The classic film is the starting point for this new stage production
A black comedy about the end of the world feels an appropriate entertainment for our frightened and frightening times. And there’s no doubting the heartfelt admiration of Stanley Kubrick’s classic 1964 film contained in this faithful stage adaption by Sean Foley and Armando Iannucci.
It’s hard to fault either the comic virtuosity of Steve Coogan who goes one better than the late, great Peter Sellers in the movie, and plays four characters including the frantic scientific genius Dr Strangelove.
Yet for all the good will and the many laughs, there’s something strangely effortful about this adaptation. There’s a sense that it’s been created because it can be done, rather than bringing any particularly new satirical insight to the story.
So it is that the tale begins in Cold War territory when General Ripper, the US commander of Burpelson Air Force (played with rapidly escalating, wide-eyed madness by John Hopkins) becomes convinced that the “sneaky” Russians have launched an attack, despite all evidence to the contrary. “The nature of a sneak attack is that it is sneaky,” he argues, with absurd logic, as he authorises an unstoppable nuclear retaliation.
His second in command, a wimpy RAF officer called Captain Mandrake, who tries with increasing desperation to talk him out of it, gives Coogan his first role, all beetling brows and old fashioned gosh-by-golly language. Then, as the action switches to the War Room in the President’s nuclear bunker, he becomes in turn hapless President Muffley (the clues are always in the weakly punning names) who is on the phone to his Russian opposite number in an attempt to diffuse the crisis. Until he discovers that the Soviets have invented a machine that is going to destroy the planet and all its inhabitants.
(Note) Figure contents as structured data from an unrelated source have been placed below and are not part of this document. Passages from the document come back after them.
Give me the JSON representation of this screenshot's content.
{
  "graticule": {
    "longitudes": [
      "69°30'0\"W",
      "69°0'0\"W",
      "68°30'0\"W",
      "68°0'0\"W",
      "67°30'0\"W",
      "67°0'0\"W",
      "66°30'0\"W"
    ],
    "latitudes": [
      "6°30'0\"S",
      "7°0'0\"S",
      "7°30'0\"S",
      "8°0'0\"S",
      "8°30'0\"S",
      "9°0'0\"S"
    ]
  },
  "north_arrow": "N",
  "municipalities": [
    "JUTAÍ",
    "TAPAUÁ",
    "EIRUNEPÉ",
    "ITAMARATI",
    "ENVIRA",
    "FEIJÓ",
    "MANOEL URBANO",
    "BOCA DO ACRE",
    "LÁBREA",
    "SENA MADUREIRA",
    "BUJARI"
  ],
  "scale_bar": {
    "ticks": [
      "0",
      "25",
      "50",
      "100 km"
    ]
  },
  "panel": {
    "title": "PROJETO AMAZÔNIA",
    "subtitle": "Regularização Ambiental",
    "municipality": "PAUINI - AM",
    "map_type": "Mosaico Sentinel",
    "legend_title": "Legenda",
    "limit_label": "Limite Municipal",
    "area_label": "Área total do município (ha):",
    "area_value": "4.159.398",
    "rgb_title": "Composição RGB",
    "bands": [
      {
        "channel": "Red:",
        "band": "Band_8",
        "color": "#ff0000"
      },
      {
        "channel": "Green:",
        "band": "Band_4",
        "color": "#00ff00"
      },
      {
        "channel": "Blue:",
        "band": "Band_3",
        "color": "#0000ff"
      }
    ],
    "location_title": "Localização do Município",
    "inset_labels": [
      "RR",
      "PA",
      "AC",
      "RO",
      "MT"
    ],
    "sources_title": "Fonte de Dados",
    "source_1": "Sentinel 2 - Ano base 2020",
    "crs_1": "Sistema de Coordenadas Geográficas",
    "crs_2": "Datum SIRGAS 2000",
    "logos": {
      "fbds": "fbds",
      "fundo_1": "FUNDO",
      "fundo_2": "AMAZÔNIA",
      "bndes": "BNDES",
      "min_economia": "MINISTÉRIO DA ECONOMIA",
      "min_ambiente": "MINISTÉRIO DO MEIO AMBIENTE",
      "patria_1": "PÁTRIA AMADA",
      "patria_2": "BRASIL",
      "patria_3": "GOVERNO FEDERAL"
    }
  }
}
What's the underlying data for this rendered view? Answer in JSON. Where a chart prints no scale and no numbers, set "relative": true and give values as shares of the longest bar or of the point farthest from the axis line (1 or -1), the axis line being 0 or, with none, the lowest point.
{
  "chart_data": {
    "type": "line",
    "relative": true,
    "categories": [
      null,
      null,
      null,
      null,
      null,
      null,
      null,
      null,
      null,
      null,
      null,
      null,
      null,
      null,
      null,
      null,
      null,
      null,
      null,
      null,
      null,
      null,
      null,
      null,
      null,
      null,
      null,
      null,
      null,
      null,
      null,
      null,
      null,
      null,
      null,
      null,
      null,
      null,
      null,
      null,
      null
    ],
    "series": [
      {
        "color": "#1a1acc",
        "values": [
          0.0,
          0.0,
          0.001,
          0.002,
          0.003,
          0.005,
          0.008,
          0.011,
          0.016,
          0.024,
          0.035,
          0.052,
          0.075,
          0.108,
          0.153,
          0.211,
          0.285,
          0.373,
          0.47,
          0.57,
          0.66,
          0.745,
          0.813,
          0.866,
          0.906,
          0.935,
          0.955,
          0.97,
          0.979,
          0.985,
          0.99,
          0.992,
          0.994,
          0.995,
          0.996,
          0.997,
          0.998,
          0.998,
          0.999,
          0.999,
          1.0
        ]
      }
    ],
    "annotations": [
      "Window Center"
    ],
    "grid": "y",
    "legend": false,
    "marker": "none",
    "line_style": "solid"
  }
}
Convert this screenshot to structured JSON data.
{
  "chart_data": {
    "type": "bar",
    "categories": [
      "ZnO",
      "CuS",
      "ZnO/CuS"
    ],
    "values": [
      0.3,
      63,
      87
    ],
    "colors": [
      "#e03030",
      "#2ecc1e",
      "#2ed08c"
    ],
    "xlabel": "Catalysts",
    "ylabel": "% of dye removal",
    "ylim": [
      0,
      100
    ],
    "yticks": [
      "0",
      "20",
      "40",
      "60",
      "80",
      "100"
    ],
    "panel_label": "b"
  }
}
Coogan has most fun as the two other characters in play: as the wheelchair-confined Strangelove in a wild, white wig, he makes the most of the character’s tendency to praise the Nazis while his arm inadvertently jerks upwards. Where Sellers made the salute the joke, Coogan dwells in the small silence afterwards, where he recants his previously stated opinion.
Then finally he is Major TJ Kong, the gung-ho commander of the B52 bomber on its way to its target, refusing to countenance any possibility of recall, ranting about the Russian air smelling of “fear and potatoes”, while the US atmosphere is one of freedom, and riding the bomb to its destination with unhinged glee.
All of this is skilfully realised on Hildegard Bechtler’s monochrome set, which mixes traditional structures of desks and airplane cockpits with Jessica Hung Han Yun’s lighting and Akhila Krishnan’s cleverly realistic projections to create an impressive range of settings. Ben and Max Ringham provide an atmospheric soundscape while Foley’s own direction keeps up the hysterical pace, although the second act is notably more gripping than the first, perhaps because doomsday is rapidly approaching.
There are enthusiastic and sharp performances too from Giles Terera as General Turgidson, a man barely in control who can never attempt to calm a situation without inflaming it, and Tony Jayawardena as the Russian ambassador Bakov, whose world-weary realism contrasts with the increasing panic.
The extreme masculinity of the piece is leavened both by a few jokes at exactly that, and a couple of funny but oddly out of place musical routines. The script is as pointed as you might expect from Iannucci, but on the whole he has resisted the attempt to update the action, apart from one gag where President Huffley moans that he wishes the other guy had won. “He still thinks he did,” comes the retort.
It’s a pointed moment in a play that feels short of them. It’s entertaining but never quite as savage as you expect.